Gordon Johnson, Extension Vegetable & Fruit Specialist; firstname.lastname@example.org
Each year, the ASHS has an annual meeting bringing together scientists working with specialty crops (vegetables, fruits, ornamentals). This year the meeting is in Washington DC. The following are some notes from sessions I have attended over the last 2 days that have relevance to our Delmarva growers.
- Sweet corn planted into selected biodegradable black plastic mulches were shown to provide equal weed control, production, and earliness to standard black polyethylene mulch and eliminate mulch disposal costs.
- Pepper production under biodegradable plastic mulch was equivalent to standard black plastic mulch again eliminating the need for mulch disposal.
- Low rate compost application in potato (1 ton/a) reduced nitrogen needs and improved quality and yield in potato production.
- Reduced curing temperatures and time of curing as well as delayed vine termination (mowing just before digging) reduced internal defects in ‘Covington’ sweet potato
- Using white or reflective mulch did not improve broccoli production compared to black plastic mulch (we have a similar study currently in Delaware)

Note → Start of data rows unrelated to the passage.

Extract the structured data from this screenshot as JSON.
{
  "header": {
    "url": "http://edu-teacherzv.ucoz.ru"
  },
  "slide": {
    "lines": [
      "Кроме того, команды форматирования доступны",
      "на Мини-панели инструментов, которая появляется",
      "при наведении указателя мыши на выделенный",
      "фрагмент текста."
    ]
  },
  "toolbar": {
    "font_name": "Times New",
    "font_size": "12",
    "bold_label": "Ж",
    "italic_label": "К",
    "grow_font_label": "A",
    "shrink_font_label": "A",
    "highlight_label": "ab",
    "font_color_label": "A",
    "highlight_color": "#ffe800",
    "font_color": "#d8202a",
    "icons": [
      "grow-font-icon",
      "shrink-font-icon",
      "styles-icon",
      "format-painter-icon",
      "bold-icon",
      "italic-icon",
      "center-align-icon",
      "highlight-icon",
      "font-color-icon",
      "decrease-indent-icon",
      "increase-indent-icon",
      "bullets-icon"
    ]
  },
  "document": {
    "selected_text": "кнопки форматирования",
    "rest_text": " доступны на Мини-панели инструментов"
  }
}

- Progress is being made in breeding beets for lower levels of geosmin, the compound that gives beets the earthy taste.
- Grafting tomatoes onto certain vigorous rootstocks can improve yield in high tunnel production, even in the absence of soil-borne disease.
- From Matt Kleinhenz at Ohio State University “Commercial microbe-containing crop biostimulants are advertised to maintain or enhance crop growth. More than two-hundred such products ranging in composition (e.g., bacterial, fungal, both; cfu/ml) are currently available. To date, outcomes from standard statistical approaches common in product evaluations, variety trials, and cultural management comparisons show that significant increases in yield or quality have been rare, regardless of inoculation parameters or experimental conditions.”
- A multistate project is underway to see if there are long term benefits to the “soil balancing” philosophy of soil management — specifically, balancing percentages and ratios of calcium, magnesium, and potassium through applications of lime, gypsum, and other materials to improve soil physics (tilth) and biology and, thereby, crop yield and quality and weed control. Past, shorter-term studies have shown no benefits to soil balancing but some growers and crop advisors disagree. This multi-state research aims at answering claims that University research on soil balancing has not been long term and thus is biased.
- Recently, a finely ground (<0.5 micron) liquid limestone-based product (Top Flow 130; Omya, Oftringen, Switzerland) was developed for agriculture use to be injected through drip irrigation tubing. Research by Tim Coolong in Georgia showed that Top Flow 130 could be used to adjust pH in a plasticulture system, but that the effects would occur within a zone of 4 inches on each side of the drip irrigation tubing. This may be useful for situations where pH has dropped below 5.2 in plasticulture beds.
- UV blocking plastic in high tunnel covers were shown to reduce Japanese beetle activity greatly in high tunnel raspberry production.